While some tech evangelists despair when the public falls out of love with their technology, the bottom of the hype cycle is where Mr Kaarlep feels most comfortable.
“When people stop talking nonsense about how a technology can be used, you can actually get down to the real practical applications, and that’s what has happened with blockchain and energy.”
The practical application that WePower is interested in is the use of the technology to make the large, illiquid and complex power purchase agreements (PPAs) struck between generators and their customers into fungible, tradable commodities.
The Ethereum blockchain, on which transactions are recorded, produces a secure, verifiable and unalterable ledger linking each partial or virtual PPA to the original generation source.
WePower has just built the first online marketplace for retail power purchase agreements in Australia. Working with retailer Mojo Power, it will service thousands of SME and C&I customers and sell hundreds of gigawatt hours of power by the end of 2022.
Initially the Mojo Marketplace will be selling the offtake from Robinvale Solar Farm, but there are other wholesale PPAs in the pipeline from regional Victoria, New South Wales and Queensland.
The implications of this are profound. It opens avenues to direct energy procurement – whether mediated through a retailer or directly with a generator – to energy users below the C&I level who were otherwise not able meet the expenditure threshold to purchase wholesale PPAs.
At a time when renewables are driving the wholesale cost of energy to historic lows, this is an attractive proposition for many energy users.
“We’ve seen huge interest in this from particular sectors,” Mr Kaarlep said. “Local governments are looking to support not just renewable energy, but also local job creation, and this offers them a way to do that. Data centres whose overhead consists largely of energy costs are very interested.
Manufacturers and agriculture are other areas where there has been a lot of interest.
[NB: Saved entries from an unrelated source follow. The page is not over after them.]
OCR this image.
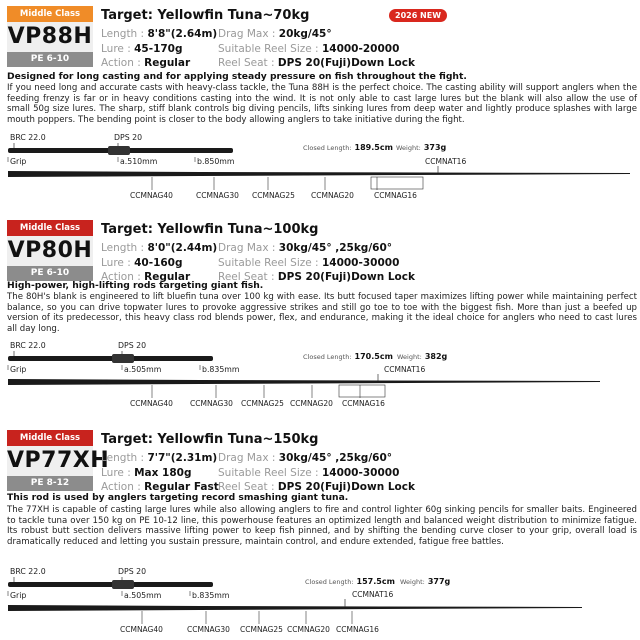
Middle Class
VP88H
PE 6-10
Target: Yellowfin Tuna~70kg	2026 NEW
Length : 8'8"(2.64m) Drag Max : 20kg/45°
Lure : 45-170g	Suitable Reel Size : 14000-20000
Action : Regular	Reel Seat : DPS 20(Fuji)Down Lock
Designed for long casting and for applying steady pressure on fish throughout the fight.
If you need long and accurate casts with heavy-class tackle, the Tuna 88H is the perfect choice. The casting ability will support anglers when the feeding frenzy is far or in heavy conditions casting into the wind. It is not only able to cast large lures but the blank will also allow the use of small 50g size lures. The sharp, stiff blank controls big diving pencils, lifts sinking lures from deep water and lightly produce splashes with large mouth poppers. The bending point is closer to the body allowing anglers to take initiative during the fight.
BRC 22.0	DPS 20
Grip	a.510mm	b.850mm
Closed Length: 189.5cm Weight: 373g
CCMNAT16
CCMNAG40	CCMNAG30 CCMNAG25 CCMNAG20	CCMNAG16
Middle Class
VP80H
PE 6-10
Target: Yellowfin Tuna~100kg
Length : 8'0"(2.44m) Drag Max : 30kg/45° ,25kg/60°
Lure : 40-160g	Suitable Reel Size : 14000-30000
Action : Regular	Reel Seat : DPS 20(Fuji)Down Lock
High-power, high-lifting rods targeting giant fish.
The 80H's blank is engineered to lift bluefin tuna over 100 kg with ease. Its butt focused taper maximizes lifting power while maintaining perfect balance, so you can drive topwater lures to provoke aggressive strikes and still go toe to toe with the biggest fish. More than just a beefed up version of its predecessor, this heavy class rod blends power, flex, and endurance, making it the ideal choice for anglers who need to cast lures all day long.
BRC 22.0	DPS 20
Grip	a.505mm	b.835mm
Closed Length: 170.5cm Weight: 382g
CCMNAT16
CCMNAG40 CCMNAG30 CCMNAG25 CCMNAG20 CCMNAG16
Middle Class
VP77XH
PE 8-12
Target: Yellowfin Tuna~150kg
Length : 7'7"(2.31m) Drag Max : 30kg/45° ,25kg/60°
Lure : Max 180g	Suitable Reel Size : 14000-30000
Action : Regular Fast Reel Seat : DPS 20(Fuji)Down Lock
This rod is used by anglers targeting record smashing giant tuna.
The 77XH is capable of casting large lures while also allowing anglers to fire and control lighter 60g sinking pencils for smaller baits. Engineered to tackle tuna over 150 kg on PE 10-12 line, this powerhouse features an optimized length and balanced weight distribution to minimize fatigue. Its robust butt section delivers massive lifting power to keep fish pinned, and by shifting the bending curve closer to your grip, overall load is dramatically reduced and letting you sustain pressure, maintain control, and endure extended, fatigue free battles.
BRC 22.0	DPS 20
Grip	a.505mm	b.835mm
Closed Length: 157.5cm Weight: 377g
CCMNAT16
CCMNAG40	CCMNAG30 CCMNAG25 CCMNAG20 CCMNAG16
This technology has taken PPAs well beyond the traditional customers of aluminium refiners, steelmakers and other energy-intensive industrial players.”
Usually when the market is disintermediated like this, incumbent players are the ones who are hurt. And while Mr Kaarlep concedes that not every gentailer is thrilled that the company is here, many retailers, like Mojo, are seeing the value in adopting the technology themselves.
“For decades energy retailers have had an incredibly sophisticated back end to their operation where they managed the performance of a complex portfolio of PPAs, and what can only be described as a very crude front end where they turned on a tap marked energy and electrons came out.
“Retailers are realising that being able to fractionise their power purchase agreements and avail themselves of the customer’s own energy use data to make their product more responsive, more liquid and more transparent is a useful thing to do.”
Retailers who wish to sell verified carbon-neutral energy to their customers can offer what are in effect single-source energy purchases.
This lets commercial, industrial and SME customers burnish their sustainability credentials without the need to purchase both energy and carbon offsets. It also offers customers exposure to lower wholesale prices without erasing the retailer’s margin.
Alongside the development of the Mojo Marketplace and white-label implementations for other customers, the company is keenly anticipating the introduction of a consumer data right for energy in Australia, with the energy sector identified by the ACCC as one of
those in which such a right is most urgently needed.
“Data is the lifeblood of the energy business,” Mr Kaarlep said. “It’s very interesting, because in Europe we saw smart meters rolled out at the same time as in Australia and New Zealand. We are able to work on residential offerings in Europe because customers there have control of their data.
“Here in Australia the regulatory environment hasn’t kept pace with technology, and retailers who want to innovate are constrained from doing so. Ultimately it’s the energy users paying the price.”